“Offering Hope and Healing”
Benefits of Psychotherapy
As a sensitive Toronto Psychotherapist I would like to emphasize that mental ill-health impacts family life, work life and one’s ability to remain physically healthy. What psychotherapy provides, that pharmacotherapy cannot, is a supportive therapeutic relationship; one that offers examination of maladaptive attitudes and patterns that impede one’s life.
In today’s world, the identification of stressors, differentiating real from imagined stressors, understanding one’s personality style, developing coping and management skills, is vital for sound mental and physical health. Psychotherapy can assist you to develop a more balanced life-style, reduce stress, understand and manage anxiety, depression, and hostility.
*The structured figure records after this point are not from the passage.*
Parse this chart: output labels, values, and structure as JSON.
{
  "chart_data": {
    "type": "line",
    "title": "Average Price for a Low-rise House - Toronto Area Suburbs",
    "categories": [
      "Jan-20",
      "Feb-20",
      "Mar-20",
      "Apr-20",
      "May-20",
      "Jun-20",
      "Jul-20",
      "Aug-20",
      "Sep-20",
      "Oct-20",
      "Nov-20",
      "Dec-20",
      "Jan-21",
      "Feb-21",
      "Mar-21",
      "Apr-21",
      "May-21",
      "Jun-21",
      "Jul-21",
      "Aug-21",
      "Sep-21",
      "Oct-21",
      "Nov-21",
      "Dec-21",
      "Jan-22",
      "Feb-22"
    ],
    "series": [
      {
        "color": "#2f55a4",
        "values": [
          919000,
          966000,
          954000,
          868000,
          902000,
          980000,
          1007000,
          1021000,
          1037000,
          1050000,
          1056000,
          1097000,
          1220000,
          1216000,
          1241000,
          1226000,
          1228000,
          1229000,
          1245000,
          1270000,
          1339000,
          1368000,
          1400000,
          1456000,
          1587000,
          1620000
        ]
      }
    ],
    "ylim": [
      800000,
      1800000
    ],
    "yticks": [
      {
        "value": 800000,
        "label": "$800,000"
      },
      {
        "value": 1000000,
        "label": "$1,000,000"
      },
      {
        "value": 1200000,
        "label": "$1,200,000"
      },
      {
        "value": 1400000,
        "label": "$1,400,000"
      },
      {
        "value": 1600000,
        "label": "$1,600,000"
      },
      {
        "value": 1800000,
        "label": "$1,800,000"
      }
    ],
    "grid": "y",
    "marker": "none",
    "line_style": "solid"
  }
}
Psychotherapy improves social function.
Some individuals may be prescribed medication by their physician. Even if one is taking medication, psychotherapy is a very effective adjunct to pharmacotherapy. Given the side effects, any use of medication requires close monitoring by the physician who prescribes the drugs.
Psychotropic medications are often prescribed to treat anxiety, depression and insomnia. They impact your brain function and your psychomotor abilities.
Like any medication, psychotropic medications do not produce the same effect in everyone. Some people may respond better to one medication than another. Some may need larger dosages than others do. Some medications have more side effects and others. Age, sex, body size, body chemistry, physical illnesses and their treatments, diet, and habits such as smoking are some of the factors that can influence a medication’s effect.
A psychoactive drug is a chemical substance that crosses the blood-brain barrier and acts primarily upon the central nervous system where it alters brain function, resulting in changes in perception, mood, consciousness, cognition, and behavior. Individuals may be prescribed medications by their family physicians for depression, anxiety ,OCD, PTSD, and ADHD. How long someone must take a psychotropic medication depends on the individual and the disorder. Many depressed and anxious people may need medication for a single period—perhaps for several months—and then never need it again.
Antidepressant Side Effects
- Dry mouth —it is helpful to drink sips of water; chew sugarless gum; brush teeth daily
- Sleep Disruption
- Constipation —bran cereals, prunes, fruit, and vegetables should be in the diet
- Gastrointestinal disturbance
- Sexual problems —sexual functioning may be impaired; if this is worrisome, it should be discussed with the doctor
- Blurred vision
- Drowsiness as a daytime problem —this usually passes soon. A person who feels drowsy or sedated should not drive or operate heavy equipment. The more sedating antidepressants are generally taken at bedtime to help sleep and to minimize daytime drowsiness.
- Increased heart rate
Both antidepressants and anti-anxiety medications are used to treat anxiety disorders. The broad-spectrum activity of most antidepressants provides effectiveness in anxiety disorders as well as depression. Anti-anxiety medications include the benzodiazepines, which can relieve symptoms within a short time. Common side effects are drowsiness and loss of coordination are most common; fatigue and mental slowing or confusion can also occur.
What are the side effects of Anti-anxiety Medications
The most common side effects for benzodiazepines are drowsiness and dizziness. Other possible side effects include:
- Upset stomach
- Blurred vision
Side-effects make it dangerous for some people taking benzodiazepines to drive or operate some machinery. Withdrawal from benzodiazepines can be a very difficult and a very long process. It is easy to become physiologically and psychologically addicted. People taking benzodiazepines for weeks or months may develop tolerance for and dependence on these drugs. Abuse and withdrawal reactions are also possible. For these reasons, the medications are generally prescribed for brief periods of time—days or weeks—and sometimes just for stressful situations or anxiety attacks.
It is essential to talk with your doctor before discontinuing a benzodiazepine. A withdrawal reaction may occur if the treatment is stopped abruptly. Symptoms may include anxiety, shakiness, headache, dizziness, sleeplessness, loss of appetite, or in extreme cases, seizures. A withdrawal reaction may be mistaken for a return of the anxiety because many of the symptoms are similar. After a person has taken benzodiazepines for an extended period, the dosage is gradually reduced before it is stopped completely. Commonly used benzodiazepines include clonazepam (Klonopin), alprazolam (Xanax), diazepam (Valium), and lorazepam (Ativan).